Axolotl Facts and Information

Ambystoma mexicanum

Introduction to Axolotl

The Axolotl is a type of salamander. They are often mistaken for Waterdogs. They are closely related to Tiger Salamanders. The size of them can range from 6 inches to 18 inches long. They are often called fish but they don’t fit into that classification as it is actually an amphibian.

Axolotl Description

The body is a grayish color with small gills. They also have appendages that allow them to walk along the bottom of the water. They have a flat face with blue eyes that are large with black pupils. You will notice that they don’t have any eyelids. They have a very wide mouth and under the belly is a white or yellow color.

Class Amphibia
Order Caudata
Family Ambystomatidae
Genus Ambystoma
Conservation status Critically Endangered

Some of them are white in color due to genetics. They are only considered to be albino though if they also offer white eyes. The white coloring is very unique because most of the time they won’t survive. They don’t blend into their surroundings well enough. The white comes from recessive genes from both parents that can result in the trait being dominant in some of their offspring.

Axolotl Distribution

They are found in Lake Xochimilco and Lake Chalco at Mexico City. They tend to live in bodies of freshwater. In Mexico though many of the lakes that they once inhabited have dried up. This is due to changing climates and even areas of humans moving into locations that were once left alone for aquatic life. They can only thrive in bodies of water that are very clean.

The Axolotl is a very common pet and does well in captivity. If you decide to keep them as pets you have to be ready for their needs. If they don’t have the right care and environment then they may refuse to eat and then die.

Axolotl Behavior

What is very interesting to experts is that the Axolotl is able to regenerate body parts. When they are attacked by predators they can release one of the appendages to escape. Before long that appendage will grow back. They can be boring to watch though as they often don’t move for several hours at a time. When they do move they are slow.

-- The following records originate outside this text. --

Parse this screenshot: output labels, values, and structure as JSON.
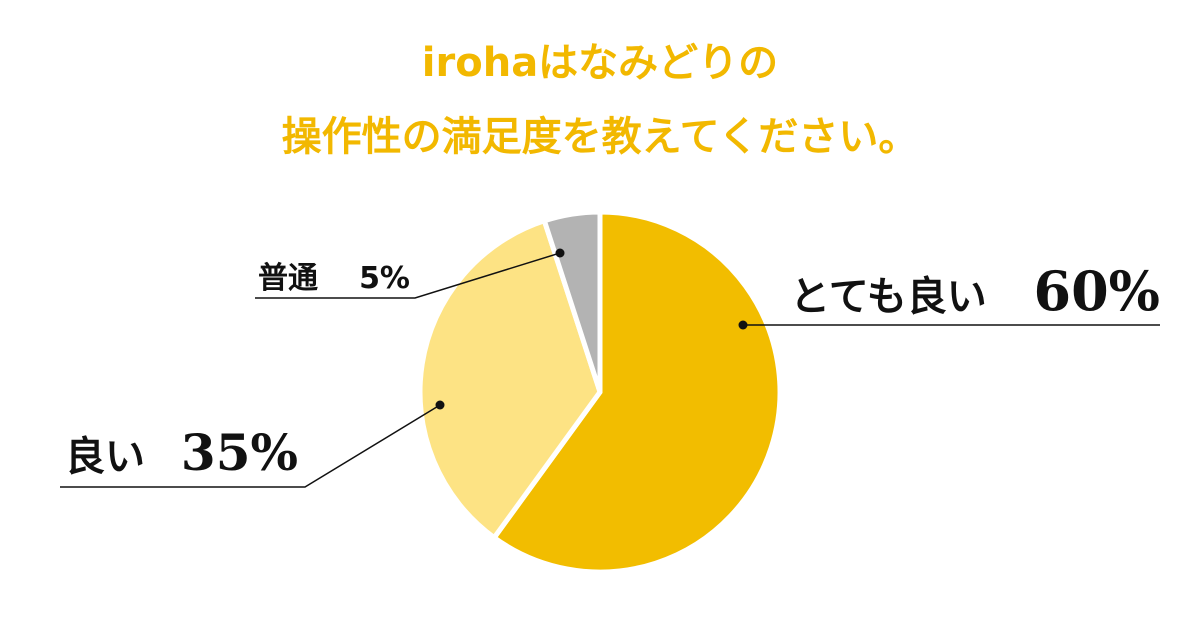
{
  "chart_data": {
    "type": "pie",
    "title": [
      "irohaはなみどりの",
      "操作性の満足度を教えてください。"
    ],
    "categories": [
      "とても良い",
      "良い",
      "普通"
    ],
    "values": [
      60,
      35,
      5
    ],
    "value_labels": [
      "60%",
      "35%",
      "5%"
    ],
    "colors": [
      "#f2bd00",
      "#fde384",
      "#b3b3b3"
    ]
  }
}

Axolotl Facts and Information

Axolotl – Ambystoma mexicanum

Axolotl Feeding

They will consume a variety of crustaceans and small brine shrimp in the wild. They dive at food and consume part of it. Then the rest of it is left floating around the area. It will be used to feed other living organisms though so it is all a part of the chain of life that occurs in the bodies of water.

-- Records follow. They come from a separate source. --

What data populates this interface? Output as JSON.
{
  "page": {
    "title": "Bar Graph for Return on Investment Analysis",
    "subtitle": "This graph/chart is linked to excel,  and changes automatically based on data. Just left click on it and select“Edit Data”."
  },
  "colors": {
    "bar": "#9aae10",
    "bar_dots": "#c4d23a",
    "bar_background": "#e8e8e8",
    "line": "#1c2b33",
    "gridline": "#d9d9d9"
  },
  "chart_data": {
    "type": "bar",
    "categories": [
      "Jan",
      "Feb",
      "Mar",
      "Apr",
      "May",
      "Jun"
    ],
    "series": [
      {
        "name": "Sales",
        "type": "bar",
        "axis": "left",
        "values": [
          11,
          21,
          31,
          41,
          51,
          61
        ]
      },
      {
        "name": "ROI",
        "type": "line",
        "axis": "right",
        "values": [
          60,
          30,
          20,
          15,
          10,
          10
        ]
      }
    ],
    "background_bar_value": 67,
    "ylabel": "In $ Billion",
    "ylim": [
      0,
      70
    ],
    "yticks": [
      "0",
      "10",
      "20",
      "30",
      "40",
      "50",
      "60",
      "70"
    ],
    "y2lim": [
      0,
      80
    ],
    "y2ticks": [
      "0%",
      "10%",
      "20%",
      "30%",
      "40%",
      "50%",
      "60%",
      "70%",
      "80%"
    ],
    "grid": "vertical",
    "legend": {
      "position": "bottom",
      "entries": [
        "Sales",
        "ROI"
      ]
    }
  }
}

Strips of beef and liver are often given to Axolotl that are pets. Other sources of food that work well are worms and brine shrimp. The tank has to be cleaned often though to remove any remaining food. Otherwise the Axolotl can become ill because there won’t be other organisms that consume those remains.

Axolotl Reproduction

The Axolotl is mature for mating at the ages of 1 year of age. The females can lay up from 100 to 300 eggs per season. There isn’t very much known about what draws mates to each other. The females will do their best to place the eggs in locations where predators aren’t going to be able to get to them. A typical lifespan for the Axolotl in captivity is 6 years.

Axolotl Conservation

The status for the Axolotl at this point in time is Critically Endangered. They are in danger due to the high levels of pollution that have been increasing in the bodies of water where they live.